The falling confidence in the media is their own fault. They have demonstrated their partisanship. And instead of being the 4th estate, they became champions of the Democrats.
WASHINGTON, D.C. — Americans’ confidence in two facets of the news media — newspapers and television news — has fallen to all-time low points. Just 16% of U.S. adults now say they have “a great deal” or “quite a lot” of confidence in newspapers and 11% in television news. Both readings are down five percentage points since last year.
Gallup has tracked Americans’ confidence in newspapers since 1973 and television news since 1993 as part of its annual polling about major U.S. institutions. The latest readings are from a June 1-20 poll that saw declines in confidence ratings for 11 of the 16 institutions measured and no improvements for any.

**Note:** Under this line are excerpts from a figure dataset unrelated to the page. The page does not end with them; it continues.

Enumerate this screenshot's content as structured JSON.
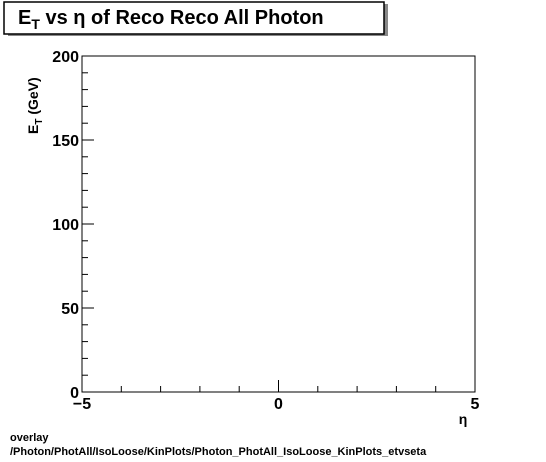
{
  "chart_data": {
    "type": "scatter",
    "title": "E_T vs  η of Reco Reco All Photon",
    "title_parts": {
      "main": "E",
      "sub": "T",
      "rest": " vs  η of Reco Reco All Photon"
    },
    "xlabel": "η",
    "ylabel": "E_T (GeV)",
    "ylabel_parts": {
      "main": "E",
      "sub": "T",
      "rest": " (GeV)"
    },
    "xlim": [
      -5,
      5
    ],
    "ylim": [
      0,
      200
    ],
    "x_ticks": [
      {
        "value": -5,
        "label": "−5"
      },
      {
        "value": 0,
        "label": "0"
      },
      {
        "value": 5,
        "label": "5"
      }
    ],
    "y_ticks": [
      {
        "value": 0,
        "label": "0"
      },
      {
        "value": 50,
        "label": "50"
      },
      {
        "value": 100,
        "label": "100"
      },
      {
        "value": 150,
        "label": "150"
      },
      {
        "value": 200,
        "label": "200"
      }
    ],
    "x_minor_step": 1,
    "y_minor_step": 10,
    "grid": false,
    "legend": "none",
    "points": []
  },
  "footer": {
    "line1": "overlay",
    "line2": "/Photon/PhotAll/IsoLoose/KinPlots/Photon_PhotAll_IsoLoose_KinPlots_etvseta"
  }
}
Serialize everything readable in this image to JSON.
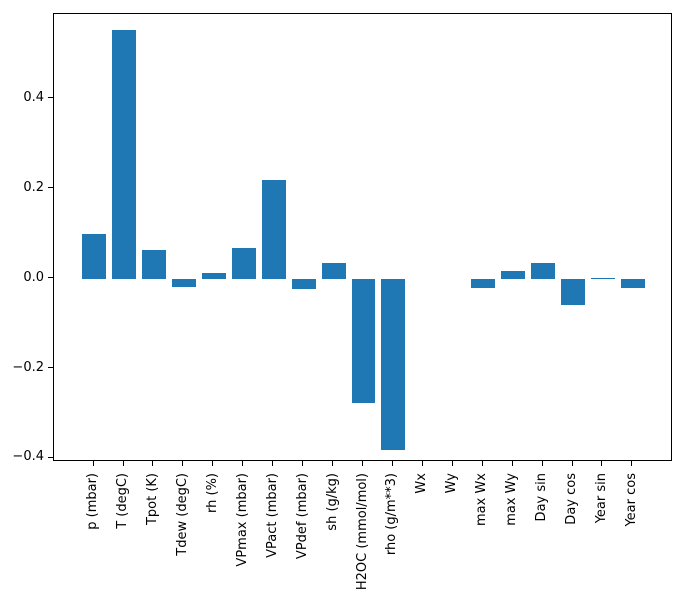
{
  "chart_data": {
    "type": "bar",
    "title": "",
    "categories": [
      "p (mbar)",
      "T (degC)",
      "Tpot (K)",
      "Tdew (degC)",
      "rh (%)",
      "VPmax (mbar)",
      "VPact (mbar)",
      "VPdef (mbar)",
      "sh (g/kg)",
      "H2OC (mmol/mol)",
      "rho (g/m**3)",
      "Wx",
      "Wy",
      "max Wx",
      "max Wy",
      "Day sin",
      "Day cos",
      "Year sin",
      "Year cos"
    ],
    "values": [
      0.1,
      0.553,
      0.063,
      -0.019,
      0.013,
      0.069,
      0.22,
      -0.024,
      0.034,
      -0.276,
      -0.381,
      0.0,
      0.0,
      -0.021,
      0.016,
      0.035,
      -0.059,
      0.002,
      -0.021
    ],
    "bar_color": "#1f77b4",
    "axis_color": "#000000",
    "background_color": "#ffffff",
    "ylim": [
      -0.408,
      0.589
    ],
    "yticks": [
      0.4,
      0.2,
      0.0,
      -0.2,
      -0.4
    ],
    "ytick_labels": [
      "0.4",
      "0.2",
      "0.0",
      "−0.2",
      "−0.4"
    ],
    "xlabel": "",
    "ylabel": "",
    "grid": false,
    "legend": null,
    "x_tick_rotation_deg": 90
  }
}
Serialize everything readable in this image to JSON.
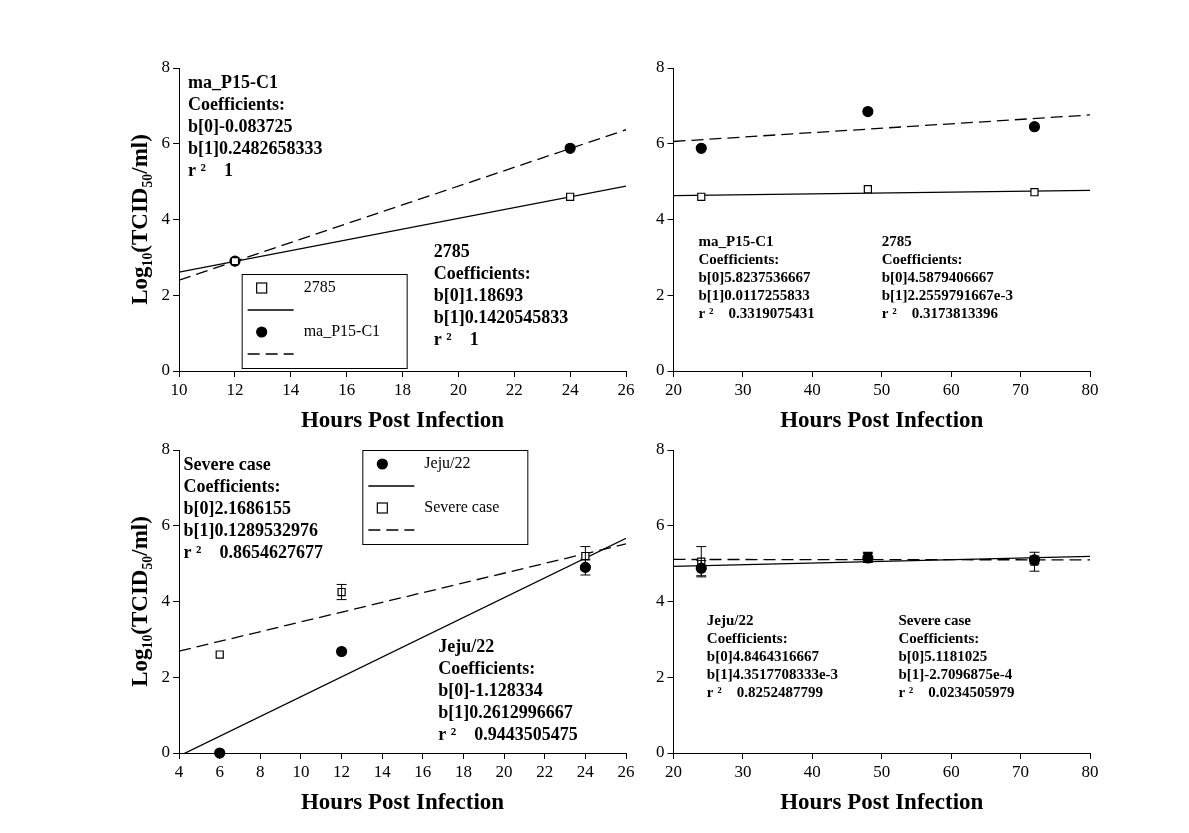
{
  "chart_data": [
    {
      "type": "scatter",
      "x_label": "Hours Post Infection",
      "y_label": "Log₁₀(TCID₅₀/ml)",
      "xlim": [
        10,
        26
      ],
      "xticks": [
        10,
        12,
        14,
        16,
        18,
        20,
        22,
        24,
        26
      ],
      "ylim": [
        0,
        8
      ],
      "yticks": [
        0,
        2,
        4,
        6,
        8
      ],
      "grid": false,
      "legend": "lower left",
      "series": [
        {
          "name": "2785",
          "color": "#000000",
          "marker": "square",
          "x": [
            12,
            24
          ],
          "values": [
            2.9,
            4.6
          ],
          "fit": {
            "line_style": "solid",
            "x": [
              10,
              26
            ],
            "values": [
              2.61,
              4.88
            ]
          }
        },
        {
          "name": "ma_P15-C1",
          "color": "#000000",
          "marker": "circle",
          "x": [
            12,
            24
          ],
          "values": [
            2.9,
            5.88
          ],
          "fit": {
            "line_style": "dashed",
            "x": [
              10,
              26
            ],
            "values": [
              2.4,
              6.37
            ]
          }
        }
      ],
      "annotations": [
        [
          "ma_P15-C1",
          "Coefficients:",
          "b[0]-0.083725",
          "b[1]0.2482658333",
          "r ²    1"
        ],
        [
          "2785",
          "Coefficients:",
          "b[0]1.18693",
          "b[1]0.1420545833",
          "r ²    1"
        ]
      ]
    },
    {
      "type": "scatter",
      "x_label": "Hours Post Infection",
      "xlim": [
        20,
        80
      ],
      "xticks": [
        20,
        30,
        40,
        50,
        60,
        70,
        80
      ],
      "ylim": [
        0,
        8
      ],
      "yticks": [
        0,
        2,
        4,
        6,
        8
      ],
      "grid": false,
      "series": [
        {
          "name": "2785",
          "color": "#000000",
          "marker": "square",
          "x": [
            24,
            48,
            72
          ],
          "values": [
            4.6,
            4.8,
            4.72
          ],
          "fit": {
            "line_style": "solid",
            "x": [
              20,
              80
            ],
            "values": [
              4.63,
              4.77
            ]
          }
        },
        {
          "name": "ma_P15-C1",
          "color": "#000000",
          "marker": "circle",
          "x": [
            24,
            48,
            72
          ],
          "values": [
            5.88,
            6.85,
            6.45
          ],
          "fit": {
            "line_style": "dashed",
            "x": [
              20,
              80
            ],
            "values": [
              6.06,
              6.76
            ]
          }
        }
      ],
      "annotations": [
        [
          "ma_P15-C1",
          "Coefficients:",
          "b[0]5.8237536667",
          "b[1]0.0117255833",
          "r ²    0.3319075431"
        ],
        [
          "2785",
          "Coefficients:",
          "b[0]4.5879406667",
          "b[1]2.2559791667e-3",
          "r ²    0.3173813396"
        ]
      ]
    },
    {
      "type": "scatter",
      "x_label": "Hours Post Infection",
      "y_label": "Log₁₀(TCID₅₀/ml)",
      "xlim": [
        4,
        26
      ],
      "xticks": [
        4,
        6,
        8,
        10,
        12,
        14,
        16,
        18,
        20,
        22,
        24,
        26
      ],
      "ylim": [
        0,
        8
      ],
      "yticks": [
        0,
        2,
        4,
        6,
        8
      ],
      "grid": false,
      "legend": "upper center",
      "series": [
        {
          "name": "Jeju/22",
          "color": "#000000",
          "marker": "circle",
          "x": [
            6,
            12,
            24
          ],
          "values": [
            0,
            2.68,
            4.9
          ],
          "errors": [
            null,
            null,
            0.2
          ],
          "fit": {
            "line_style": "solid",
            "x": [
              4,
              26
            ],
            "values": [
              -0.08,
              5.67
            ]
          }
        },
        {
          "name": "Severe case",
          "color": "#000000",
          "marker": "square",
          "x": [
            6,
            12,
            24
          ],
          "values": [
            2.6,
            4.25,
            5.2
          ],
          "errors": [
            null,
            0.2,
            0.25
          ],
          "fit": {
            "line_style": "dashed",
            "x": [
              4,
              26
            ],
            "values": [
              2.69,
              5.52
            ]
          }
        }
      ],
      "annotations": [
        [
          "Severe case",
          "Coefficients:",
          "b[0]2.1686155",
          "b[1]0.1289532976",
          "r ²    0.8654627677"
        ],
        [
          "Jeju/22",
          "Coefficients:",
          "b[0]-1.128334",
          "b[1]0.2612996667",
          "r ²    0.9443505475"
        ]
      ]
    },
    {
      "type": "scatter",
      "x_label": "Hours Post Infection",
      "xlim": [
        20,
        80
      ],
      "xticks": [
        20,
        30,
        40,
        50,
        60,
        70,
        80
      ],
      "ylim": [
        0,
        8
      ],
      "yticks": [
        0,
        2,
        4,
        6,
        8
      ],
      "grid": false,
      "series": [
        {
          "name": "Jeju/22",
          "color": "#000000",
          "marker": "circle",
          "x": [
            24,
            48,
            72
          ],
          "values": [
            4.88,
            5.15,
            5.1
          ],
          "errors": [
            0.2,
            0.12,
            0.1
          ],
          "fit": {
            "line_style": "solid",
            "x": [
              20,
              80
            ],
            "values": [
              4.93,
              5.19
            ]
          }
        },
        {
          "name": "Severe case",
          "color": "#000000",
          "marker": "square",
          "x": [
            24,
            48,
            72
          ],
          "values": [
            5.05,
            5.2,
            5.05
          ],
          "errors": [
            0.4,
            0.1,
            0.25
          ],
          "fit": {
            "line_style": "dashed",
            "x": [
              20,
              80
            ],
            "values": [
              5.11,
              5.1
            ]
          }
        }
      ],
      "annotations": [
        [
          "Jeju/22",
          "Coefficients:",
          "b[0]4.8464316667",
          "b[1]4.3517708333e-3",
          "r ²    0.8252487799"
        ],
        [
          "Severe case",
          "Coefficients:",
          "b[0]5.1181025",
          "b[1]-2.7096875e-4",
          "r ²    0.0234505979"
        ]
      ]
    }
  ]
}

Television news and newspapers rank nearly at the bottom of that list of institutions, with only Congress garnering less confidence from the public than TV news. While these two news institutions have never earned high confidence ratings, they have fallen in the rankings in recent years.
A majority of Americans have expressed confidence in newspapers only once — in 1979, when 51% did. But there is a wide margin between that and the second-highest readings of 39% in 1973 and 1990. The trend average for newspapers is 30%, well above the latest reading of 16%, which is the first time the measure has fallen below 20%. The percentage of Americans who say they have “very little” or volunteer that they have no confidence is currently the highest on record, at 46%.
Confidence in television news has never been higher than its initial 46% reading in 1993 and has averaged 27%, considerably higher than the current 11%. This is the fourth consecutive year that confidence in TV news is below 20%. And for just the second time in the trend, a majority of Americans, 53%, now say they have very little or no confidence at all in TV news.